En Allemagne démocratique, il fait une carrière intéressante et épanouissante d’universitaire jusqu’à devenir en 1986 le directeur de l’école de cinéma de Babelsberg.

Ses tiraillements, affichés rétrospectivement ces dernières années, ne lui auront pas nui puisqu’il les a courageusement gardés pour lui. A la construction du Mur de Berlin, il se dit : « je retourne de l’autre côté » mais il n’en fait rien. En 1968, il s’émeut de l’intervention des forces du Pacte de Varsovie en Tchécoslovaquie, ce qui ne l’empêche pas dans un livre écrit en 1980 de célébrer (à juste titre…) la répression d’une « tentative de renversement contre-révolutionnaire ». Dans les années 80, il est intérieurement un fervent admirateur de Gorbatchev mais se garde de le montrer.

C’est de ce type d’hommes peu courageux et conformistes que ceux qui, de l’intérieur, veulent transformer et détruire le mouvement communiste allemand après 1989/1990 ont besoin. Après 30 ans de silence politique conformiste, il s’engage à partir de 1989/90 dans 25 ans d’activité politique toujours conformiste.

L’Allemagne de l’est a une histoire profondément différente des autres pays de l’est. Elle est l’héritière, même très déformée, d’un puissant mouvement ouvrier et communiste, de la Résistance antinazie. Elle a été au centre de la guerre froide. La RFA l’annexe sur une base idéologique revancharde qui exclut les retournements de veste en un jour des nomenclaturistes, tels qu’on les a observés dans les autres pays.
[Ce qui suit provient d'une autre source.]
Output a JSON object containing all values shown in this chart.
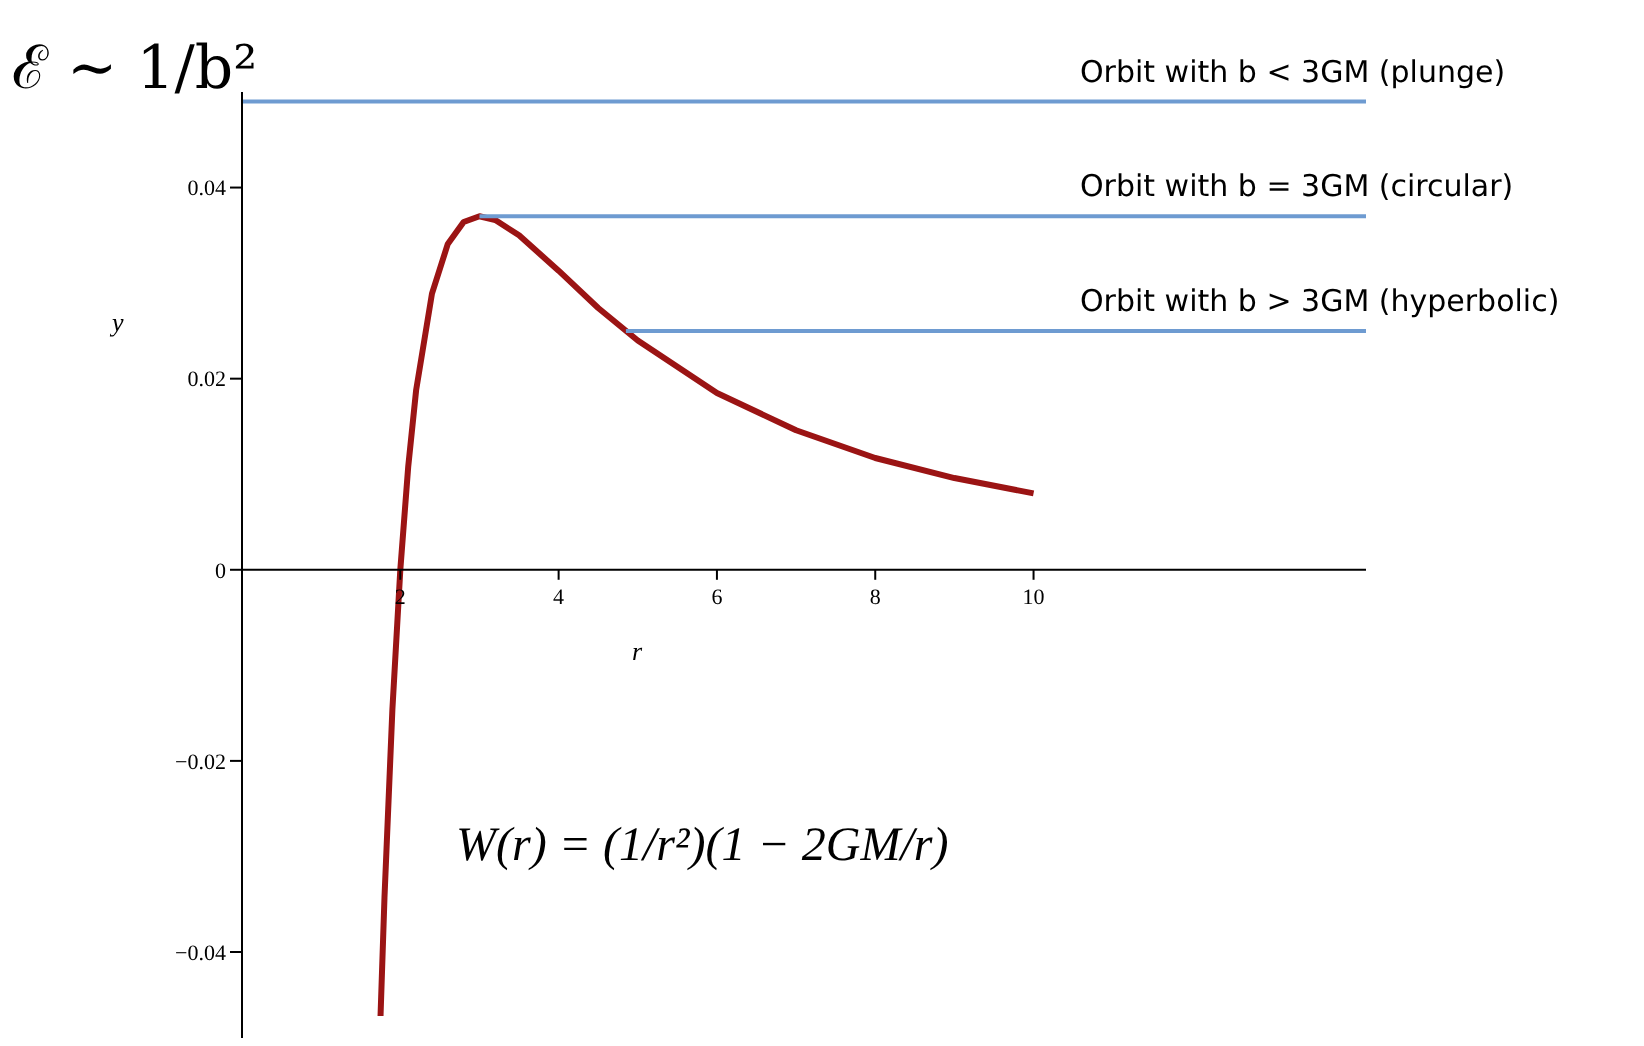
{
  "chart_data": {
    "type": "line",
    "xlabel": "r",
    "ylabel": "y",
    "xlim": [
      0,
      14.2
    ],
    "ylim": [
      -0.049,
      0.05
    ],
    "xticks": [
      2,
      4,
      6,
      8,
      10
    ],
    "yticks": [
      {
        "value": -0.04,
        "label": "−0.04"
      },
      {
        "value": -0.02,
        "label": "−0.02"
      },
      0,
      0.02,
      0.04
    ],
    "series": [
      {
        "color": "#9b1414",
        "x": [
          1.75,
          1.8,
          1.9,
          2,
          2.1,
          2.2,
          2.4,
          2.6,
          2.8,
          3,
          3.2,
          3.5,
          4,
          4.5,
          5,
          6,
          7,
          8,
          9,
          10
        ],
        "values": [
          -0.0467,
          -0.0343,
          -0.0146,
          0,
          0.0108,
          0.0188,
          0.0289,
          0.0341,
          0.0364,
          0.037,
          0.0366,
          0.035,
          0.0313,
          0.0274,
          0.024,
          0.0185,
          0.0146,
          0.0117,
          0.0096,
          0.008
        ]
      },
      {
        "name": "Orbit with b < 3GM (plunge)",
        "color": "#6e9bd1",
        "x": [
          0,
          14.2
        ],
        "values": [
          0.049,
          0.049
        ]
      },
      {
        "name": "Orbit with b = 3GM (circular)",
        "color": "#6e9bd1",
        "x": [
          3,
          14.2
        ],
        "values": [
          0.037,
          0.037
        ]
      },
      {
        "name": "Orbit with b > 3GM (hyperbolic)",
        "color": "#6e9bd1",
        "x": [
          4.85,
          14.2
        ],
        "values": [
          0.025,
          0.025
        ]
      }
    ],
    "annotations": [
      "ℰ ∼ 1/b²",
      "W(r) = (1/r²)(1 − 2GM/r)"
    ]
  }
}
Les Gorbatchéviens est-allemands sont contraints de ruser. Homme sans aspérités (« sans qualités » ?), Bisky devient un instrument utile aux droitiers. Le bateleur Gregor Gysi, avocat des dissidents, tout en étant lié à la Stasi (avant que ses connivences avec l’ambassade des Etats-Unis soient dévoilées par Wikileaks) ne peut tenir tous les rôles. Le patron gorbatchévien de la Stasi, Marcus Wolf, ne peut plus agir directement. Bisky va être le conciliateur utile, la courroie de transmission, l’intermédiaire consciemment effacé, du processus  d’élimination progressif de l’organisation communiste, dans un contexte de désarrois collectif total.
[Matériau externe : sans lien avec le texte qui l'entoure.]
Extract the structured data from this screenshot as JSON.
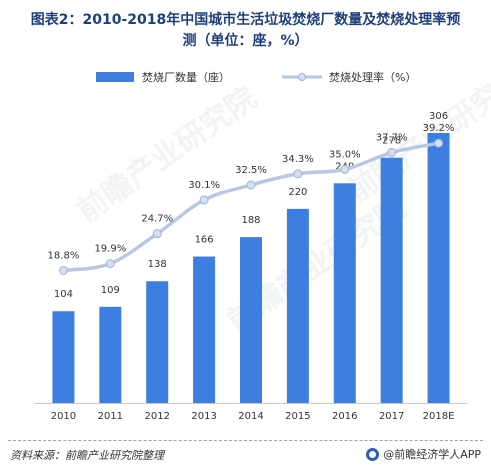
{
  "title_lines": [
    "图表2：2010-2018年中国城市生活垃圾焚烧厂数量及焚烧处理率预",
    "测（单位：座，%）"
  ],
  "source": "资料来源：前瞻产业研究院整理",
  "brand": "@前瞻经济学人APP",
  "watermark_text": "前瞻产业研究院",
  "colors": {
    "bar": "#3d7fe0",
    "line": "#b9c8e2",
    "marker": "#d5deee",
    "marker_stroke": "#9fb2d4",
    "label": "#333333"
  },
  "chart_data": {
    "type": "bar+line",
    "categories": [
      "2010",
      "2011",
      "2012",
      "2013",
      "2014",
      "2015",
      "2016",
      "2017",
      "2018E"
    ],
    "series": [
      {
        "name": "焚烧厂数量（座）",
        "type": "bar",
        "values": [
          104,
          109,
          138,
          166,
          188,
          220,
          249,
          278,
          306
        ]
      },
      {
        "name": "焚烧处理率（%）",
        "type": "line",
        "values": [
          18.8,
          19.9,
          24.7,
          30.1,
          32.5,
          34.3,
          35.0,
          37.7,
          39.2
        ],
        "labels": [
          "18.8%",
          "19.9%",
          "24.7%",
          "30.1%",
          "32.5%",
          "34.3%",
          "35.0%",
          "37.7%",
          "39.2%"
        ]
      }
    ],
    "bar_ylim": [
      0,
      330
    ],
    "line_ylim": [
      0,
      42
    ],
    "legend_position": "top",
    "grid": false
  }
}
Celui qui ne s’était jamais mêlé de rien devient en quelques mois un artisan de premier plan, sous des airs modérés, de la dissolution du SED, de la création d’un PDS reniant les fondements marxistes-léninistes, pourtant si décisifs pour la lutte dans un environnement de nouveau capitaliste. Bisky sera premier dirigeant du PDS de 1993 à 2000 puis de 2003 à l’étape suivante, la fusion de ce parti avec la partie de la social-démocratie détachée par Oskar Lafontaine dans « Die Linke » qu’il codirigera un temps.
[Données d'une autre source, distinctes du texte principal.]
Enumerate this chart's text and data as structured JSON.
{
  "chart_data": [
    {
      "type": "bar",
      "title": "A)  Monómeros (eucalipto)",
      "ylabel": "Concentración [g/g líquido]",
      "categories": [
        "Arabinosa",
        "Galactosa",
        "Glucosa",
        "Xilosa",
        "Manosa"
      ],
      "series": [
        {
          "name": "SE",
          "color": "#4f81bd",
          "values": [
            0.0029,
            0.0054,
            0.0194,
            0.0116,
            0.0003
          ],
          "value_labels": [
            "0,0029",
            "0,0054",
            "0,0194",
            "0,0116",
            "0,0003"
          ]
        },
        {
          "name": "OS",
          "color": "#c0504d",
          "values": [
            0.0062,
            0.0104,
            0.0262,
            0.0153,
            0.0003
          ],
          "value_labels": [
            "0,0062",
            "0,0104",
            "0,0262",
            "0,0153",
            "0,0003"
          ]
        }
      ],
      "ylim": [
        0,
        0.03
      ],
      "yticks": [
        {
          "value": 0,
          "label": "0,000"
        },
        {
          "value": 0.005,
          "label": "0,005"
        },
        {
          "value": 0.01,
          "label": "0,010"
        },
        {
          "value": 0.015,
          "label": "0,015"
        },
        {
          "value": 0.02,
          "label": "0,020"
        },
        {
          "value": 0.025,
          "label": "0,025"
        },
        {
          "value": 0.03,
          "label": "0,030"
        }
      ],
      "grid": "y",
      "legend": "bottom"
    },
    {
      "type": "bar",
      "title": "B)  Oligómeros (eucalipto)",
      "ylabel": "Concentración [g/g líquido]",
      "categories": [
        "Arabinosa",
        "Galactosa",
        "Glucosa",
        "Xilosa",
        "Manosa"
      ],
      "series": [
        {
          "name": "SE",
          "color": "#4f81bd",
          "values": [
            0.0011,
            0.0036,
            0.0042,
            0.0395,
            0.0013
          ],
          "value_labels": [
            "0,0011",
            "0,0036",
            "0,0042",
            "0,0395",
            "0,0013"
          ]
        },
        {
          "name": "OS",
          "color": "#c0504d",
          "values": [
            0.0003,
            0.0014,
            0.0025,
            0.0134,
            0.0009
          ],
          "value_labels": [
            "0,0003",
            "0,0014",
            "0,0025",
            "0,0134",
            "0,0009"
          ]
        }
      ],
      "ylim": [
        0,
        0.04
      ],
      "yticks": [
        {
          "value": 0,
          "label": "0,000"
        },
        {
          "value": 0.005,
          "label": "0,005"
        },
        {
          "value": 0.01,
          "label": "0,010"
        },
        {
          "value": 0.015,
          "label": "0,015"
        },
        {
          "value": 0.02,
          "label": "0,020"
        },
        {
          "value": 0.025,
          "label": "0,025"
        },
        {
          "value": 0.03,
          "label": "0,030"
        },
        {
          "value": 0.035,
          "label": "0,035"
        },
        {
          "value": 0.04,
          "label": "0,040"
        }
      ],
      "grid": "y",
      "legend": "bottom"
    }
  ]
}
L’adaptation, résignée ou volontairement réformiste, au capitalisme, à son idéologie, au système politique de l’Allemagne impérialiste, aura été l’objectif guidant Bisky. Faire avec…

A la tête du Parti de la gauche européenne (de 2007 et 2010 avant de laisser la place à Pierre Laurent), et du groupe GUE/NGL au Parlement européen, il se distingue encore dernièrement en soutenant la résolution appelant à une intervention militaire en Libye et par son soutien à l’OTAN. Il a fini sa vie politique en signant un appel pour « sauver l’euro et l’Union européenne » en juin 2013. « La gauche doit se battre pour assurer qu’il n’y aura aucune sortie de la voie de l’intégration européenne » affirmait-il.

S’adapter à l’air du temps, l’expression a donné en allemand un concept valable pour les individus : les « Mitmacher », « ceux qui font avec ».

Lothar Bisky aura été une figure bien représentative de la « gauche européenne ».